Stimulus, Weak Dollar, & Increased Travel Support Energy Markets
March 11, 2021
The DOE report had crude stocks up 13.798 million barrels with Cushing, Ok crude stocks up 526,000 barrels. Gasoline stocks were down 11.869 million barrels and distillate stocks were down 5.504 million barrels. Crude oil stocks are well above the 3-year average high, gasoline stocks are well below the 3-year average low and distillates are just above the 3-year average high. Refinery runs were at 69% of capacity which was up from 56% last week but still at a very low level.
The energy markets continue to be supported by the stimulus, a weaker dollar, big draws to gasoline and diesel stocks, and more demand as Covid-19 restriction easy up.
There are signs of increased mobility, which is increasing fuel consumption. TomTom data showed that there was a 60% week-on-week increase in a measure of London congestion to the most since mid-December.
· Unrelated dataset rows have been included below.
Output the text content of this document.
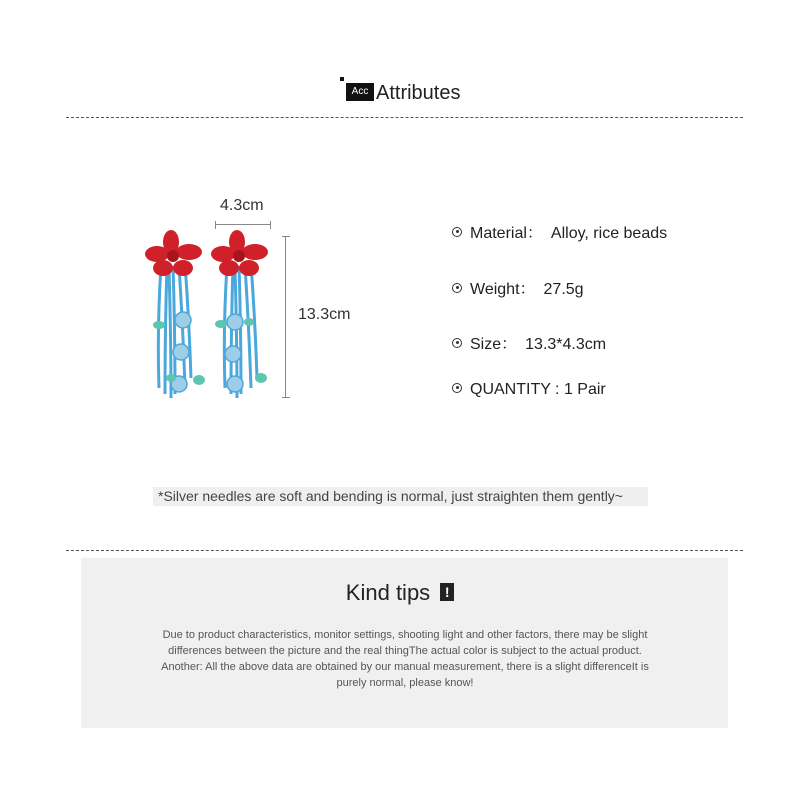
Acc Attributes
4.3cm
13.3cm
Material： Alloy, rice beads
Weight： 27.5g
Size： 13.3*4.3cm
QUANTITY : 1 Pair
*Silver needles are soft and bending is normal, just straighten them gently~
Kind tips !
Due to product characteristics, monitor settings, shooting light and other factors, there may be slight
differences between the picture and the real thingThe actual color is subject to the actual product.
Another: All the above data are obtained by our manual measurement, there is a slight differenceIt is
purely normal, please know!
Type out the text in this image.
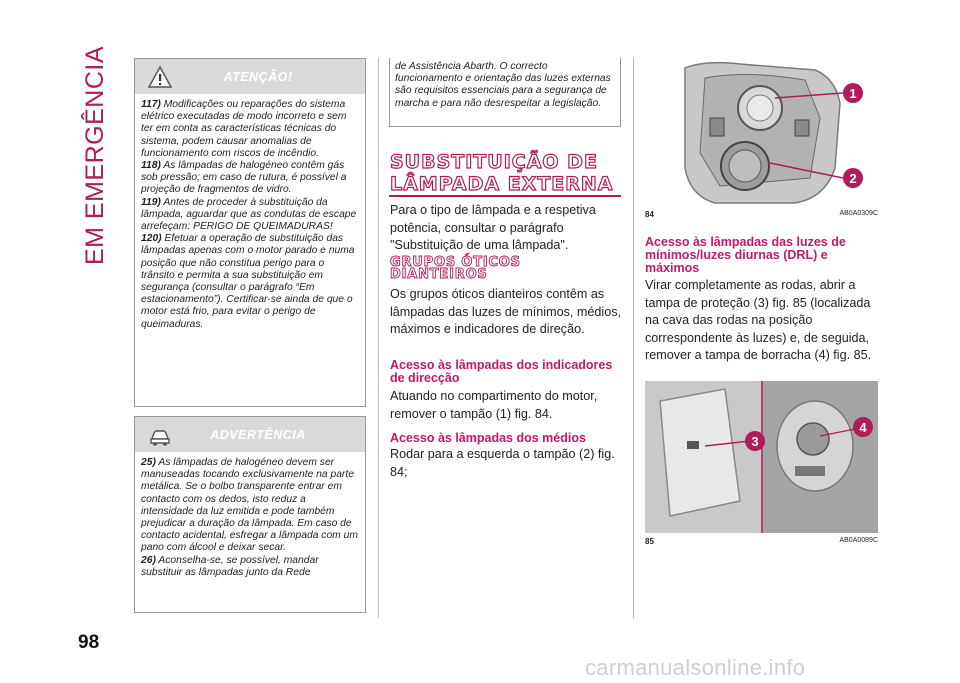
EM EMERGÊNCIA
98
ATENÇÃO!

117) Modificações ou reparações do sistema elétrico executadas de modo incorreto e sem ter em conta as características técnicas do sistema, podem causar anomalias de funcionamento com riscos de incêndio.

118) As lâmpadas de halogéneo contêm gás sob pressão; em caso de rutura, é possível a projeção de fragmentos de vidro.

119) Antes de proceder à substituição da lâmpada, aguardar que as condutas de escape arrefeçam: PERIGO DE QUEIMADURAS!

120) Efetuar a operação de substituição das lâmpadas apenas com o motor parado e numa posição que não constitua perigo para o trânsito e permita a sua substituição em segurança (consultar o parágrafo “Em estacionamento”). Certificar-se ainda de que o motor está frio, para evitar o perigo de queimaduras.

ADVERTÊNCIA

25) As lâmpadas de halogéneo devem ser manuseadas tocando exclusivamente na parte metálica. Se o bolbo transparente entrar em contacto com os dedos, isto reduz a intensidade da luz emitida e pode também prejudicar a duração da lâmpada. Em caso de contacto acidental, esfregar a lâmpada com um pano com álcool e deixar secar.

26) Aconselha-se, se possível, mandar substituir as lâmpadas junto da Rede

de Assistência Abarth. O correcto funcionamento e orientação das luzes externas são requisitos essenciais para a segurança de marcha e para não desrespeitar a legislação.
SUBSTITUIÇÃO DE LÂMPADA EXTERNA
Para o tipo de lâmpada e a respetiva potência, consultar o parágrafo "Substituição de uma lâmpada".
GRUPOS ÓTICOS DIANTEIROS
Os grupos óticos dianteiros contêm as lâmpadas das luzes de mínimos, médios, máximos e indicadores de direção.
Acesso às lâmpadas dos indicadores de direcção
Atuando no compartimento do motor, remover o tampão (1) fig. 84.
Acesso às lâmpadas dos médios
Rodar para a esquerda o tampão (2) fig. 84;
1
2
84	AB0A0309C
Acesso às lâmpadas das luzes de mínimos/luzes diurnas (DRL) e máximos
Virar completamente as rodas, abrir a tampa de proteção (3) fig. 85 (localizada na cava das rodas na posição correspondente às luzes) e, de seguida, remover a tampa de borracha (4) fig. 85.
3
4
85	AB0A0089C
carmanualsonline.info
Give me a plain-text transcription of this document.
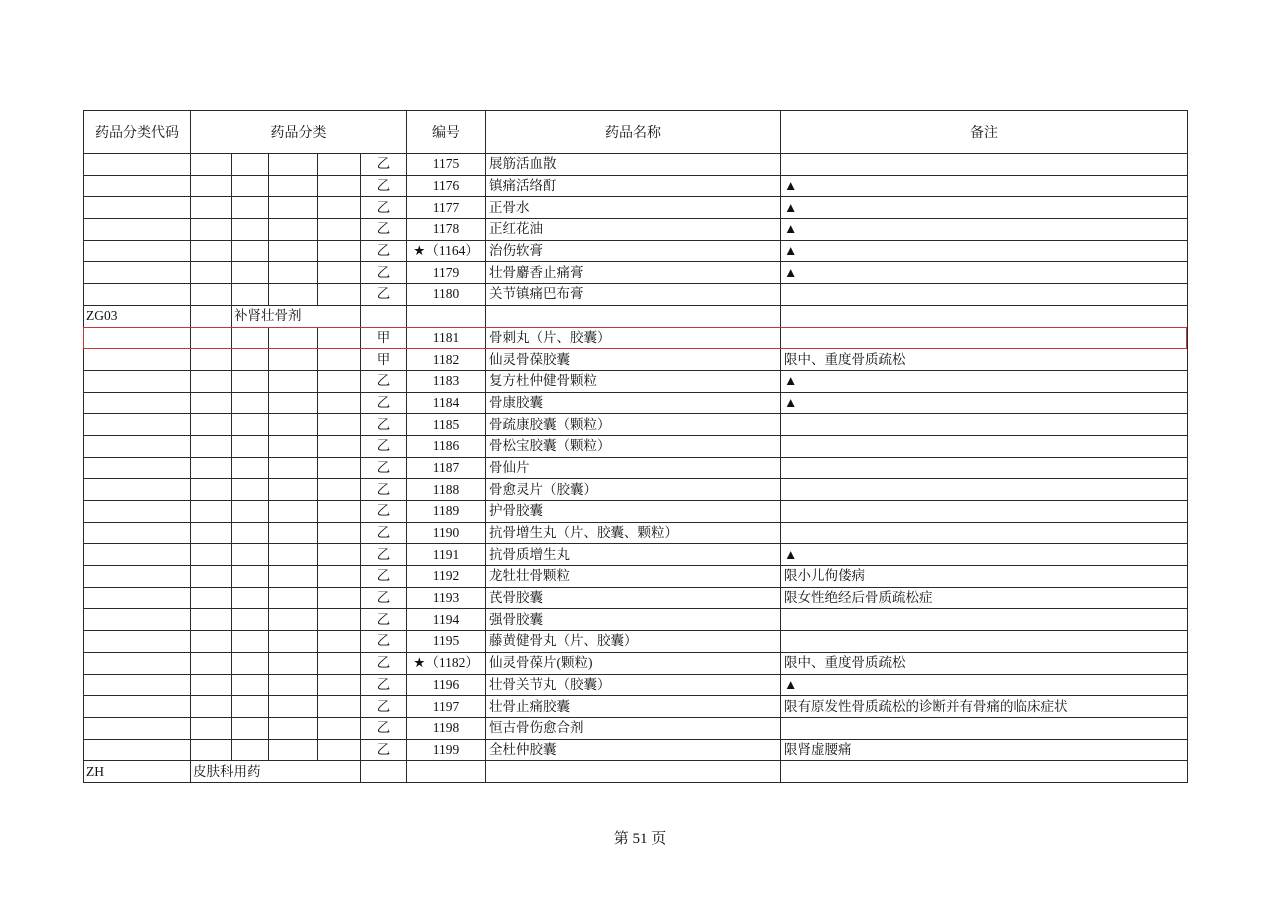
药品分类代码	药品分类					编号	药品名称	备注
					乙	1175	展筋活血散	
					乙	1176	镇痛活络酊	▲
					乙	1177	正骨水	▲
					乙	1178	正红花油	▲
					乙	★（1164）	治伤软膏	▲
					乙	1179	壮骨麝香止痛膏	▲
					乙	1180	关节镇痛巴布膏	
ZG03		补肾壮骨剂						
					甲	1181	骨刺丸（片、胶囊）	
					甲	1182	仙灵骨葆胶囊	限中、重度骨质疏松
					乙	1183	复方杜仲健骨颗粒	▲
					乙	1184	骨康胶囊	▲
					乙	1185	骨疏康胶囊（颗粒）	
					乙	1186	骨松宝胶囊（颗粒）	
					乙	1187	骨仙片	
					乙	1188	骨愈灵片（胶囊）	
					乙	1189	护骨胶囊	
					乙	1190	抗骨增生丸（片、胶囊、颗粒）	
					乙	1191	抗骨质增生丸	▲
					乙	1192	龙牡壮骨颗粒	限小儿佝偻病
					乙	1193	芪骨胶囊	限女性绝经后骨质疏松症
					乙	1194	强骨胶囊	
					乙	1195	藤黄健骨丸（片、胶囊）	
					乙	★（1182）	仙灵骨葆片(颗粒)	限中、重度骨质疏松
					乙	1196	壮骨关节丸（胶囊）	▲
					乙	1197	壮骨止痛胶囊	限有原发性骨质疏松的诊断并有骨痛的临床症状
					乙	1198	恒古骨伤愈合剂	
					乙	1199	全杜仲胶囊	限肾虚腰痛
ZH	皮肤科用药							
第 51 页
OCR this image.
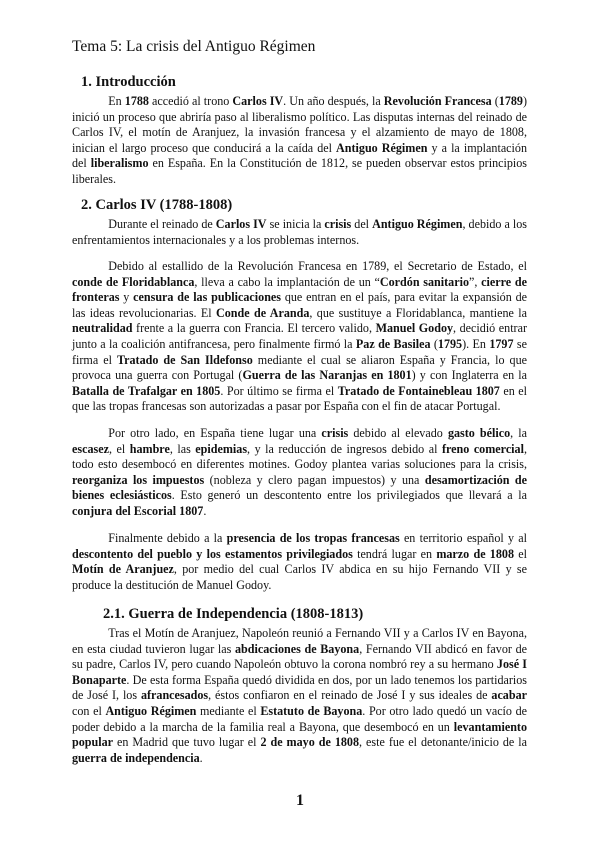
Tema 5: La crisis del Antiguo Régimen
1. Introducción

   En 1788 accedió al trono Carlos IV. Un año después, la Revolución Francesa (1789) inició un proceso que abriría paso al liberalismo político. Las disputas internas del reinado de Carlos IV, el motín de Aranjuez, la invasión francesa y el alzamiento de mayo de 1808, inician el largo proceso que conducirá a la caída del Antiguo Régimen y a la implantación del liberalismo en España. En la Constitución de 1812, se pueden observar estos principios liberales.

2. Carlos IV (1788-1808)

   Durante el reinado de Carlos IV se inicia la crisis del Antiguo Régimen, debido a los enfrentamientos internacionales y a los problemas internos.

   Debido al estallido de la Revolución Francesa en 1789, el Secretario de Estado, el conde de Floridablanca, lleva a cabo la implantación de un “Cordón sanitario”, cierre de fronteras y censura de las publicaciones que entran en el país, para evitar la expansión de las ideas revolucionarias. El Conde de Aranda, que sustituye a Floridablanca, mantiene la neutralidad frente a la guerra con Francia. El tercero valido, Manuel Godoy, decidió entrar junto a la coalición antifrancesa, pero finalmente firmó la Paz de Basilea (1795). En 1797 se firma el Tratado de San Ildefonso mediante el cual se aliaron España y Francia, lo que provoca una guerra con Portugal (Guerra de las Naranjas en 1801) y con Inglaterra en la Batalla de Trafalgar en 1805. Por último se firma el Tratado de Fontainebleau 1807 en el que las tropas francesas son autorizadas a pasar por España con el fin de atacar Portugal.

   Por otro lado, en España tiene lugar una crisis debido al elevado gasto bélico, la escasez, el hambre, las epidemias, y la reducción de ingresos debido al freno comercial, todo esto desembocó en diferentes motines. Godoy plantea varias soluciones para la crisis, reorganiza los impuestos (nobleza y clero pagan impuestos) y una desamortización de bienes eclesiásticos. Esto generó un descontento entre los privilegiados que llevará a la conjura del Escorial 1807.

   Finalmente debido a la presencia de los tropas francesas en territorio español y al descontento del pueblo y los estamentos privilegiados tendrá lugar en marzo de 1808 el Motín de Aranjuez, por medio del cual Carlos IV abdica en su hijo Fernando VII y se produce la destitución de Manuel Godoy.

2.1. Guerra de Independencia (1808-1813)

   Tras el Motín de Aranjuez, Napoleón reunió a Fernando VII y a Carlos IV en Bayona, en esta ciudad tuvieron lugar las abdicaciones de Bayona, Fernando VII abdicó en favor de su padre, Carlos IV, pero cuando Napoleón obtuvo la corona nombró rey a su hermano José I Bonaparte. De esta forma España quedó dividida en dos, por un lado tenemos los partidarios de José I, los afrancesados, éstos confiaron en el reinado de José I y sus ideales de acabar con el Antiguo Régimen mediante el Estatuto de Bayona. Por otro lado quedó un vacío de poder debido a la marcha de la familia real a Bayona, que desembocó en un levantamiento popular en Madrid que tuvo lugar el 2 de mayo de 1808, este fue el detonante/inicio de la guerra de independencia.

1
Road fuel sales were still down 29% below a year ago nationwide in late February as the U.K. comes out of lockdown. Demand has recovered quicker in the U.S., where gasoline consumption was down only 11% on the year. Trucking activity has increased in the U.S, in the last week of February, with the number of miles traveled on interstate highway 10% higher than the equivalent week of 2019.
Propane stocks were down 47,000 barrels with Midwest showing a build of 236,000 barrels and the Gulf Coast a draw of 106,000 barrels. Total stocks are now at 41.199 million barrels compared to last year when stocks were 61.529 million barrels.
The $1.9 trillion stimulus has some worried that it will overcook the economy but for now the hope for the bill passage today is prompting buying. The release of the CPI data helps calm the inflations fears.